Aromaticity/Antiaromaticity Effects on Macrocyclic Complexes

To overcome the sluggish kinetics and high overpotential, electrocatalysts for oxygen reduction reaction (ORR) are necessary for both fuel cells and metal–air batteries. Considering the scarce resources and high cost of Pt-based catalysts, non-noble transition-metal macrocyclic complexes are regarded as a potential alternative. These catalysts have the advantages of resource abundance, cost-effectiveness, atom economy, and structure designability. However, the role of macrocyclic ligands in ORR on metal macrocyclic complexes is still not clear.

Jun Chen and colleagues, Nankai University, China, have investigated the role of aromaticity/antiaromaticity effect of macrocyclic ligands on the activity of transition metal macrocyclic complexes for electrocatalytic ORR by first-principles calculations. The team used three series of complexes with different aromatic or antiaromatic macrocycles, including TM norcorrole (TM = Mn, Fe, Co, Ni), TM porphycene, and TM porphyrin, as examples.

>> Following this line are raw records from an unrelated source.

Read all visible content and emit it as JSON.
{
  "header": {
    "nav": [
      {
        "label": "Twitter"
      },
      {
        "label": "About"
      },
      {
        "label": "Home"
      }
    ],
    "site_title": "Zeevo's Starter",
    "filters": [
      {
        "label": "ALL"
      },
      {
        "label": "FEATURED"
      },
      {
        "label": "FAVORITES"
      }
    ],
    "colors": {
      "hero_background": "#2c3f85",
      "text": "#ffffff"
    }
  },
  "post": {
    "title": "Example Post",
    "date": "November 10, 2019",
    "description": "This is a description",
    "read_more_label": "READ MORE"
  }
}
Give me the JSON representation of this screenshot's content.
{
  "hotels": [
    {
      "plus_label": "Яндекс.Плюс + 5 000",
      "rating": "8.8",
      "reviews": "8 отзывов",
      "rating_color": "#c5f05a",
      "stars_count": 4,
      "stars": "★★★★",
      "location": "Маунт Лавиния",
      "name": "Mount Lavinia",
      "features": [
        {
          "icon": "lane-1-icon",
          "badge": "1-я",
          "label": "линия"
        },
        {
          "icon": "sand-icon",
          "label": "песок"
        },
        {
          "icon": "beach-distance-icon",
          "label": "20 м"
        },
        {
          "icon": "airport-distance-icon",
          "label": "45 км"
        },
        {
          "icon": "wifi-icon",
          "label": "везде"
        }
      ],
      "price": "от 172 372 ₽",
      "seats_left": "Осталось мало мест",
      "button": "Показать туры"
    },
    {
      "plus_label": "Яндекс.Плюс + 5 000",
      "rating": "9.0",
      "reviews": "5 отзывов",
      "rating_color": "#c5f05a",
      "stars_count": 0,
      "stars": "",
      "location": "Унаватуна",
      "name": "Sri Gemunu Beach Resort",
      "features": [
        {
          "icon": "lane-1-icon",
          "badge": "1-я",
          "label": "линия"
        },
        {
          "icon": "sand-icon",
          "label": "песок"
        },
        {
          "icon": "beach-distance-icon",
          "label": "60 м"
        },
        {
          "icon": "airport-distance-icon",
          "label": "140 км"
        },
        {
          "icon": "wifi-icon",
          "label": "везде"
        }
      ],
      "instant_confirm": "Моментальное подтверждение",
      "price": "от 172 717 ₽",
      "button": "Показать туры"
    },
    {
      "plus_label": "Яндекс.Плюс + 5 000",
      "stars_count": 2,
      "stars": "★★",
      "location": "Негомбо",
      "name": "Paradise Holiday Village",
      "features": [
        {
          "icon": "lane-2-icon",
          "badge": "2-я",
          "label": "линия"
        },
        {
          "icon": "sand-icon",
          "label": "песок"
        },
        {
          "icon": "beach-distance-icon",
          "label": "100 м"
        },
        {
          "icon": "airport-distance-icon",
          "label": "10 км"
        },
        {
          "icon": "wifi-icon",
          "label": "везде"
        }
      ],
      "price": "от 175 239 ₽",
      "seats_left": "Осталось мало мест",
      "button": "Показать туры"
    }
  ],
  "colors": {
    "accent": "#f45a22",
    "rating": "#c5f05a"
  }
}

The different π-electronic structures of the macrocycles with different aromaticities affect the active d-electrons of the TM centers via d–π conjugation. The involvement of macrocycles in the oxygen electroreduction process enhances the adsorption of intermediates to the TM macrocycles to different degrees. TMPc with the weak aromatic Pc shows stronger adsorption for O species than TMP, which has the strong aromatic P. In contrast, TMNc with the antiaromatic Nc shows the strongest adsorption. Therefore, different TM centers require matching macrocycles to achieve a moderate adsorption strength for higher ORR activity.

For example, Mn and Fe centers with initially strong activity can show higher ORR activity when coordinated with aromatic P. Among all TML electrocatalysts (TM = Mn, Fe, Co, Ni; L = Nc, Pc, P), CoPc has the highest ORR activity with an overpotential of 0.29 V due to its appropriate adsorption strength. The researchers expect that this work will inspire new ideas for the design of TM macrocyclic complex catalysts.